Configuring Notification Email
All credit-related notifications are sent to your notification email address, which you can configure in Settings:
- Open Apps → Categorify
- Click Settings
- Scroll to the Notifications section
- Update your notification email address
- Click Save
Tip: Use a team email address or distribution list if multiple people should receive credit warnings.
Low Credits Warning (< 10% Remaining)
When it’s sent: When your available credits fall below 10% of your monthly credit limit.
Example: On the Scale plan (23,000 monthly credits), you’ll receive this warning when you have fewer than 2,300 credits remaining.
What it means: You’re running low on credits and may exhaust them before your billing cycle renews.
Important: This calculation is based on your monthly credit limit, not your total available credits. If you have top-up credits, you’ll receive this warning when monthly credits are nearly exhausted, even if top-ups remain.
What to do:
- Check your billing cycle - See when your monthly credits refresh
- Decide on timing:
- If renewal is 1-2 days away: Wait for monthly credits to refresh
- If renewal is 3+ days away and you need to categorize more products: Purchase top-up credits
- Purchase top-ups if needed - Buy enough to cover your needs until renewal
- Prioritize operations - Focus on categorizing your most important products first
- Consider pausing automatic categorization - Temporarily disable it in Settings to conserve credits for manual categorization
If this happens frequently: Upgrade to the next plan tier instead of repeatedly purchasing top-ups.
All Credits Exhausted
When it’s sent: When you’ve used all available credits—both monthly and top-up credits are at zero.

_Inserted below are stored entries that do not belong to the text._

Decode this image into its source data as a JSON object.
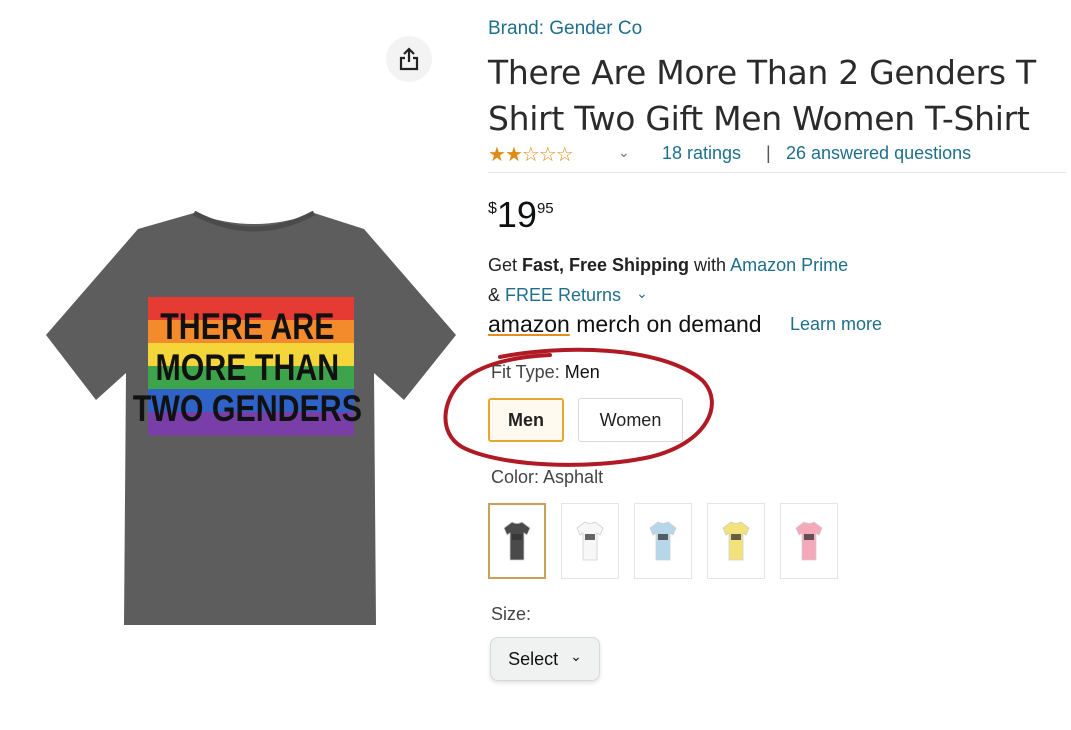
{
  "brand": {
    "label": "Brand: Gender Co"
  },
  "product": {
    "title": "There Are More Than 2 Genders T Shirt Two Gift Men Women T-Shirt",
    "image_text": [
      "THERE ARE",
      "MORE THAN",
      "TWO GENDERS"
    ],
    "flag_colors": [
      "#e63b32",
      "#f38b2c",
      "#f4d53a",
      "#3ea44b",
      "#2f63c7",
      "#7a3ea9"
    ],
    "shirt_color": "#5d5d5d"
  },
  "rating": {
    "stars_filled": 2,
    "stars_total": 5,
    "ratings_label": "18 ratings",
    "separator": "|",
    "answers_label": "26 answered questions"
  },
  "price": {
    "symbol": "$",
    "whole": "19",
    "fraction": "95"
  },
  "shipping": {
    "line1_prefix": "Get ",
    "line1_bold": "Fast, Free Shipping",
    "line1_mid": " with ",
    "line1_link": "Amazon Prime",
    "line2_prefix": "& ",
    "line2_link": "FREE Returns",
    "merch_amazon": "amazon",
    "merch_rest": " merch on demand",
    "learn_more": "Learn more"
  },
  "fit": {
    "label": "Fit Type: ",
    "selected": "Men",
    "options": [
      "Men",
      "Women"
    ]
  },
  "color": {
    "label": "Color: ",
    "selected": "Asphalt",
    "swatches": [
      "#4a4a4a",
      "#f7f7f7",
      "#b6d6ea",
      "#f3e27a",
      "#f4a8b8"
    ]
  },
  "size": {
    "label": "Size:",
    "select_label": "Select"
  },
  "icons": {
    "share": "share-icon",
    "chevron": "chevron-down-icon",
    "star": "star-icon"
  },
  "annotation_color": "#b01a24"
}
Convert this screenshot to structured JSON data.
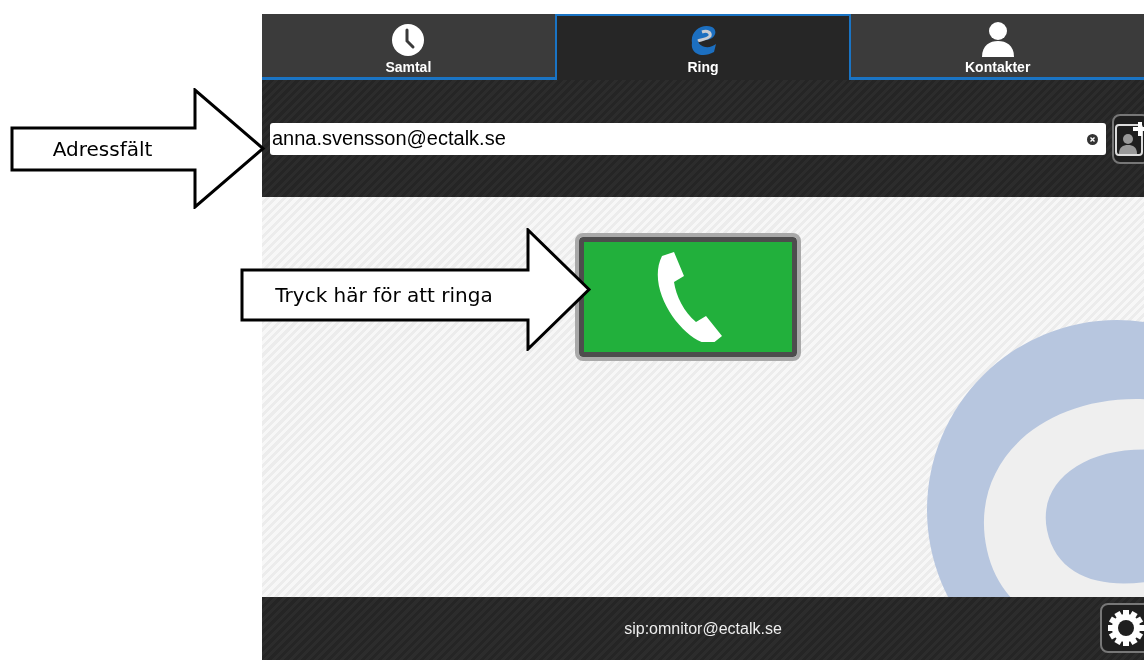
{
  "tabs": [
    {
      "label": "Samtal",
      "kind": "clock",
      "selected": false
    },
    {
      "label": "Ring",
      "kind": "logo",
      "selected": true
    },
    {
      "label": "Kontakter",
      "kind": "person",
      "selected": false
    }
  ],
  "address_field": {
    "value": "anna.svensson@ectalk.se"
  },
  "status_bar": {
    "account": "sip:omnitor@ectalk.se"
  },
  "annotations": [
    {
      "text": "Adressfält"
    },
    {
      "text": "Tryck här för att ringa"
    }
  ]
}
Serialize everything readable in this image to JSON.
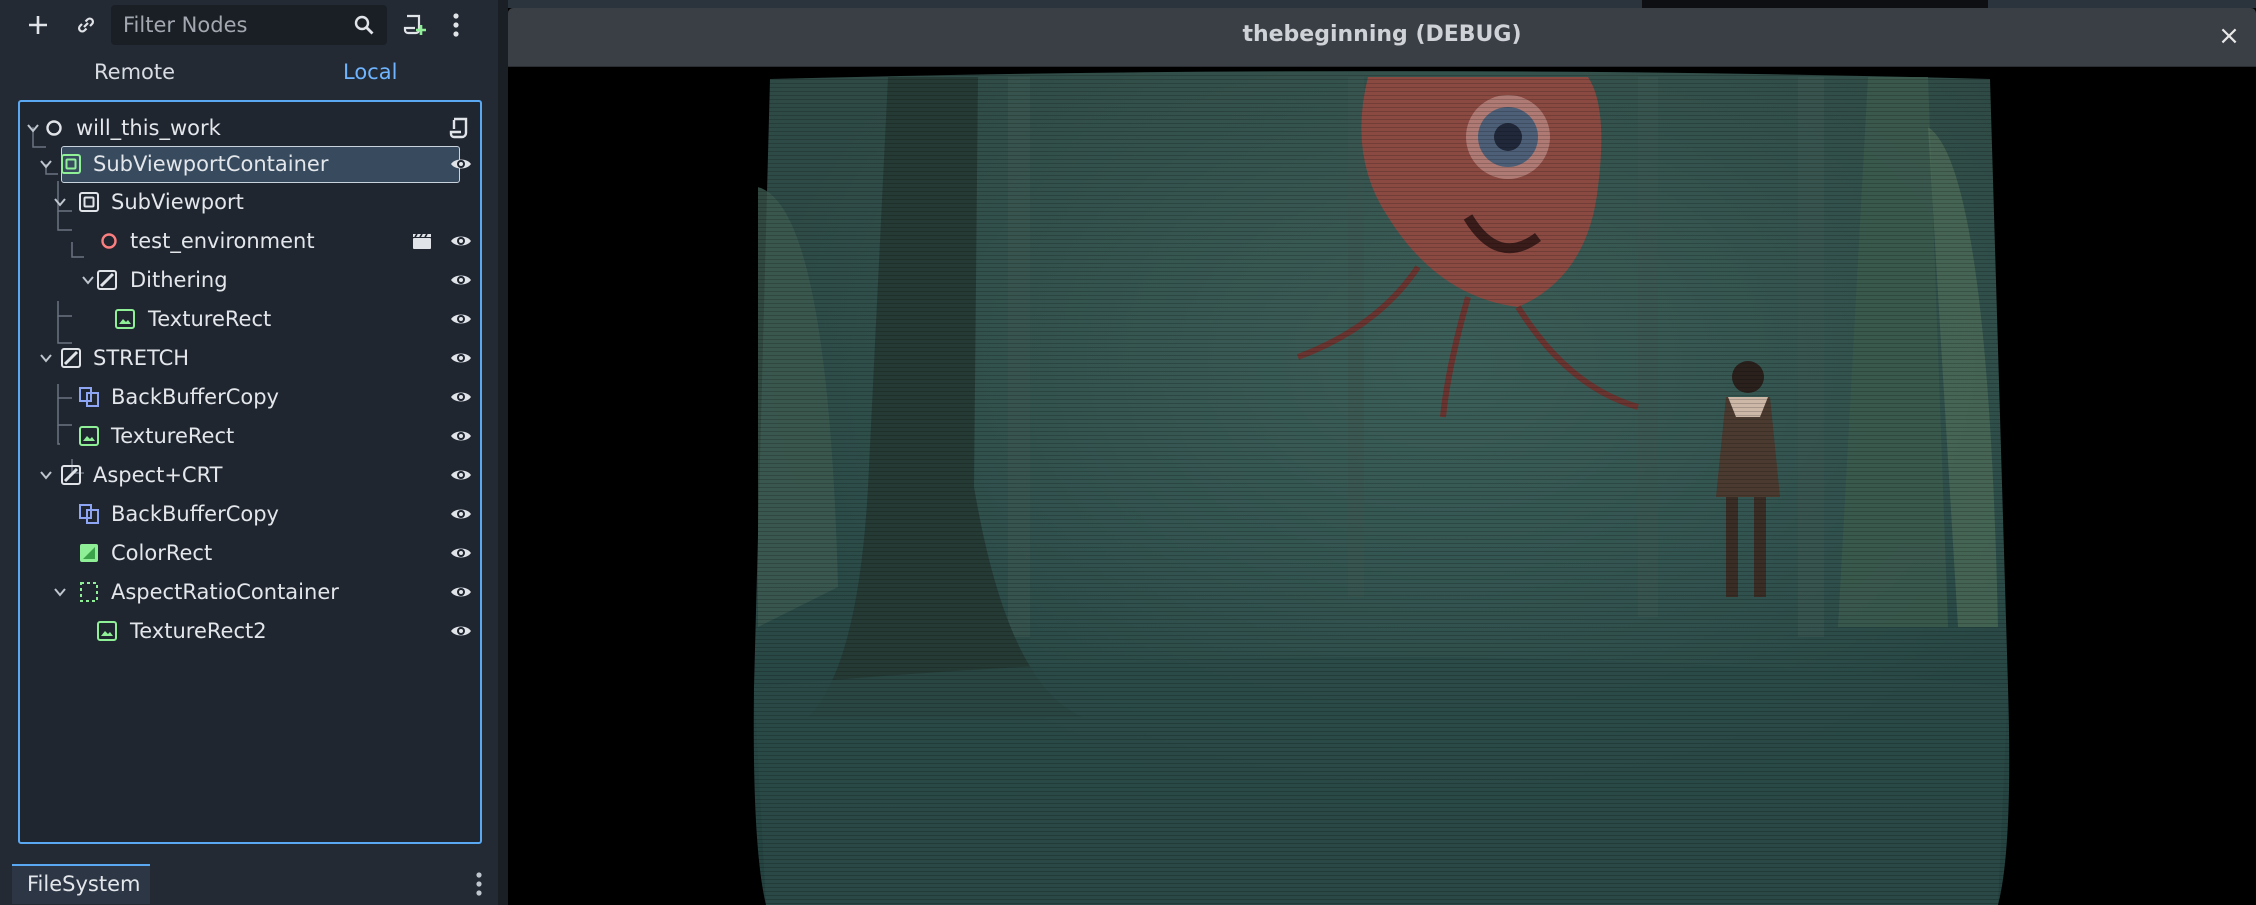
{
  "toolbar": {
    "add_icon": "plus-icon",
    "link_icon": "link-icon",
    "filter_placeholder": "Filter Nodes",
    "search_icon": "search-icon",
    "scene_add_icon": "add-script-icon",
    "menu_icon": "kebab-menu-icon"
  },
  "tabs": {
    "remote": "Remote",
    "local": "Local"
  },
  "tree": {
    "nodes": [
      {
        "label": "will_this_work",
        "type": "Node3D",
        "depth": 0
      },
      {
        "label": "SubViewportContainer",
        "type": "SubViewportContainer",
        "depth": 1,
        "selected": true
      },
      {
        "label": "SubViewport",
        "type": "SubViewport",
        "depth": 2
      },
      {
        "label": "test_environment",
        "type": "Node3D-instance",
        "depth": 3
      },
      {
        "label": "Dithering",
        "type": "CanvasLayer",
        "depth": 3
      },
      {
        "label": "TextureRect",
        "type": "TextureRect",
        "depth": 4
      },
      {
        "label": "STRETCH",
        "type": "CanvasLayer",
        "depth": 2
      },
      {
        "label": "BackBufferCopy",
        "type": "BackBufferCopy",
        "depth": 3
      },
      {
        "label": "TextureRect",
        "type": "TextureRect",
        "depth": 3
      },
      {
        "label": "Aspect+CRT",
        "type": "CanvasLayer",
        "depth": 2
      },
      {
        "label": "BackBufferCopy",
        "type": "BackBufferCopy",
        "depth": 3
      },
      {
        "label": "ColorRect",
        "type": "ColorRect",
        "depth": 3
      },
      {
        "label": "AspectRatioContainer",
        "type": "AspectRatioContainer",
        "depth": 3
      },
      {
        "label": "TextureRect2",
        "type": "TextureRect",
        "depth": 4
      }
    ]
  },
  "filesystem": {
    "tab_label": "FileSystem",
    "menu_icon": "kebab-menu-icon"
  },
  "game_window": {
    "title": "thebeginning (DEBUG)",
    "close_label": "×",
    "scene_icon": "game-scene-viewport"
  },
  "colors": {
    "accent": "#5aa7f2",
    "selection": "#374a5e",
    "node_green": "#8eef97",
    "node_red": "#fc7f7f",
    "node_blue": "#8da5f3"
  }
}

What it means: Categorization has stopped. You cannot categorize any products until you add more credits.
What to do:
- Purchase top-up credits to resume categorization immediately
- Or upgrade your plan if you need more monthly credits going forward
- Or wait for your monthly renewal if you don’t need to categorize right now
If this happens frequently: Your current plan is too small for your needs. Upgrade to a higher tier.
Trial Credits Exhausted
When it’s sent: When you’ve used all 100 trial credits before the 7-day trial period ends.
What it means: Your trial has ended early due to credit exhaustion, even though time remains in the trial period.
What to do: Subscribe to a paid plan to continue categorizing products. Your trial time is over once credits are exhausted.
When Top-up Usage Becomes Regular
If you’re purchasing top-up credits every month:
You should upgrade your plan. Compare your average monthly top-up spending against the cost of the next plan tier—upgrading is usually cheaper and more convenient.
Example: If you’re on Growth ($49/month) and regularly buying $60 in top-ups, upgrading to Scale ($99/month) saves you $10/month and gives you 23,000 renewable credits.